Фактически вопрос о «центре» и «периферии» современного мира решается на грани ракетно-ядерной войны. Вопреки прекраснодушным замыслам модерна, реальные практики вождизма ХХ в. породили нечто прямо противоположное.
Концепт вождя претерпел в эпоху модерна глубокую деградацию. Ни о каком благородном величии духа и речи нет. Эту деградацию выразил У. Черчилль, сравнивая элиты после наполеоновских войн и элиты, сложившиеся после Первой мировой войны: «В 1814 г. победоносные союзники фактически владели всей Европой. они имели полную физическую возможность навязать свою волю всему миру.
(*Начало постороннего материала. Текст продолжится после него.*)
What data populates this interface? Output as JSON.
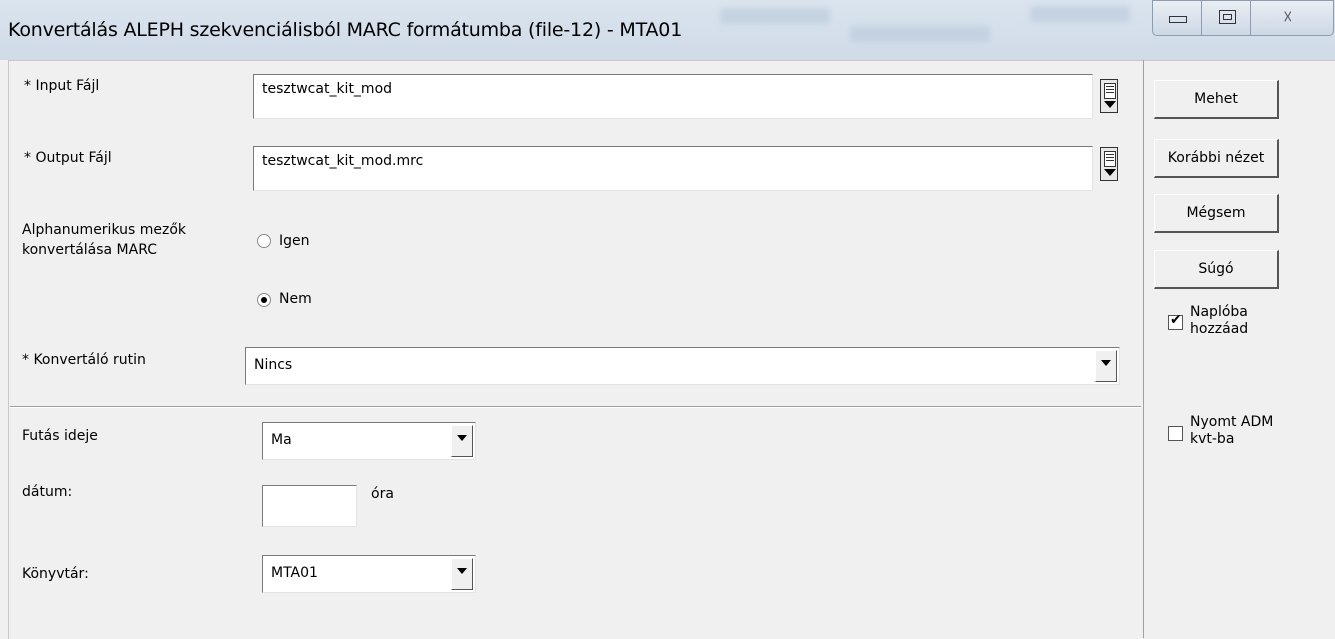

В 1919 г. опасности были гораздо больше и союзники гораздо более истощены; обширные области и чрезвычайно важные факторы оставались вне их контроля. В 1814 г. в изящной и церемонной обстановке частных совещаний собралась группа аристократов, всю жизнь обучавшихся ведению государственных дел и дипломатии, до последней степени уставших от войны и ненавидевших перемены; целью их было восстановить и укрепить традиционный общественный порядок после двадцатилетних смятений. В 1919 г. вопросы решали народные трибуны и лидеры народных масс, добравшиеся в грубой сумятице партийной борьбы до головокружительных высот власти и победы и с опаской балансировавшие на ненадежном и изменчивом основании, которое представляет собой сила общественного мнения. <...> В 1814 г. происходили спокойные, обдуманные совещания уверенных в себе и прочно сидевших на своих постах людей; в 1919 г. происходили шумные столкновения сбитых с толку демагогов. каждый должен был обеспечить победу за собой и за своей партией и дать удовлетворение национальным опасениям и страстям независимо от того, были ли они основательны или нет» [6, с. 175—176]. В целом модернистская «модель вождя» потерпела поражение не только в своем прекраснодушном варианте, как у Рериха и Махатмы Ганди, но также и в своем цинично-прагматическом варианте, как у Гитлера, Ленина и Сталина.
Налицо корреляция краха «модели вождя», с одной стороны, и глубинная деградация стиля — с другой. Живопись и скульптура модерна напоминают «варваризацию» художественного стиля в Позднем Риме. Показательно пренебрежение художественной техникой. Расцветает искусство примитива (А. Руссо, Н. Пиросмани, М. Примаченко и др.). М. Чюрлёнис и Н. Рерих как будто намеренно не придают значения живописной технике. Чюрлёнис, по мнению Н.А. Бердяева, «красочно беспомощен, живописно недостаточно одарен» [7, с. 5].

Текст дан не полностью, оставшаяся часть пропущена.